The researchers focused on unit trusts that promoted themselves as ethical or green, avoiding investment in companies involved in making arms, alcohol or tobacco products or firms with practices that damage the environment.
"Ethical unit trusts still make up only about 1 per cent of the total unit trust market," Dr Winnett said. "But they are growing very, very fast. We wanted to find out what kind of people were investing and if people would invest if it meant accepting a lower return."
Some investors who ring-fenced ethical investments and invested elsewhere often expected the returns to be low. Dr Winnett said: "Some thought that if they were getting too high a return their funds must not be truly ethical."
Others invested largely because of religious beliefs or a desire to try to change business culture and did not expect high returns.
But most "ethical" investors were not prepared to sacrifice good returns for a clear conscience. Dr Winnett explained: "Most felt that if their returns were really badly threatened, they would have serious doubts about the fund.
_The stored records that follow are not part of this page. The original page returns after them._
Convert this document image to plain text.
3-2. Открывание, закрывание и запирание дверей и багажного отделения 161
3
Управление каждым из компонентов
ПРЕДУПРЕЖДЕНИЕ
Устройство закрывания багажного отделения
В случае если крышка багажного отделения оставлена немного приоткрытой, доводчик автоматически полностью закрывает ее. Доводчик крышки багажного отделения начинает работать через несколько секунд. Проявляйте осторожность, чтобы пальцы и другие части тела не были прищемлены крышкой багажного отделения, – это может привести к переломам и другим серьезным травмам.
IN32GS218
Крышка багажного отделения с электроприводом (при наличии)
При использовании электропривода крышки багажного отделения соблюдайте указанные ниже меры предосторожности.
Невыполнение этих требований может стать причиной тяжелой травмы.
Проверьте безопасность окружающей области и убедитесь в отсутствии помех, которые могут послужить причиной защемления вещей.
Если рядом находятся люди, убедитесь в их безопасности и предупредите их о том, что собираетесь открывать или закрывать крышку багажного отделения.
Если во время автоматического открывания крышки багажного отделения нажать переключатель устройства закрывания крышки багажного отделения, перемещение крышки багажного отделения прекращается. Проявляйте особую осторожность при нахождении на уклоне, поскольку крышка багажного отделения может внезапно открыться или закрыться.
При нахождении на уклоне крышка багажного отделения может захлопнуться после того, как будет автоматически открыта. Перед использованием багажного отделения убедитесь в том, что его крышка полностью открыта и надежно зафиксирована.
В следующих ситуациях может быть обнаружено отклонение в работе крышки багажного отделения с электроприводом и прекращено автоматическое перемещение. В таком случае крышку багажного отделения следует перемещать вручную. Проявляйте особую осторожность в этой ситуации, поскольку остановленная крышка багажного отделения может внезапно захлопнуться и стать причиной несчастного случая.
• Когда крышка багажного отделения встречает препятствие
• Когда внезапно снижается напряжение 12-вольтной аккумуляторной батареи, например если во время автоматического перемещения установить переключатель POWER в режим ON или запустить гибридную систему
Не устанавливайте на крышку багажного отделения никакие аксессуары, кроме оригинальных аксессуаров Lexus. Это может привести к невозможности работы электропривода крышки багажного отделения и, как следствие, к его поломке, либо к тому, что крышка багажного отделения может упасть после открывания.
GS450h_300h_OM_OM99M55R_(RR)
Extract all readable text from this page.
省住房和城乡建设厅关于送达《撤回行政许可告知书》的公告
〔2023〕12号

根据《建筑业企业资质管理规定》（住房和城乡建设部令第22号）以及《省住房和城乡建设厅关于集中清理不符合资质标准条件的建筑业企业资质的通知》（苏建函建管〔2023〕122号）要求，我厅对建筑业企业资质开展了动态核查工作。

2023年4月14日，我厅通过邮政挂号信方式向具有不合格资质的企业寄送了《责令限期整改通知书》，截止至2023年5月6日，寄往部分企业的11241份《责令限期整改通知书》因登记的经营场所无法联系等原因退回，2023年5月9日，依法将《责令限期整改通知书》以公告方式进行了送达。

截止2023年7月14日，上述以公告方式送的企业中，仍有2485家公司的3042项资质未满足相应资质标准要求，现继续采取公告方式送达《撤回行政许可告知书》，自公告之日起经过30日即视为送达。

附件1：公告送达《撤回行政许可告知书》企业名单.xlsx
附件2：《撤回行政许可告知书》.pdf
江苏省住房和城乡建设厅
But, in reality, that has not happened yet."
The findings are based on hypothesis, as ethical trusts on the whole perform as well as funds with no qualms about where they invest. "It is not a case of the more scrupulous the fund, the worse the returns," Dr Winnett said. "We found no clear relationship."
An ethical unit trust's performance usually depends on how well the smaller firms do on the stock exchange, as most ethical investments avoid the major blue-chip companies, Dr Winnett said. "Ethical funds have not done too well recently, but there are times when they outperform the others."
Dr Winnett said that there was little evidence that unit trusts were wrongly claiming to be ethical, but cutting corners to secure the best returns, or that they were making claims as "a ploy to tap into new markets".
The research team found variations in what unit trusts deem to be ethical, "but some of them are very strict about their screening procedures", Dr Winnett said. All of the firms are monitored by the Ethical Investment Research Information Service, which provides an independent check on the funds.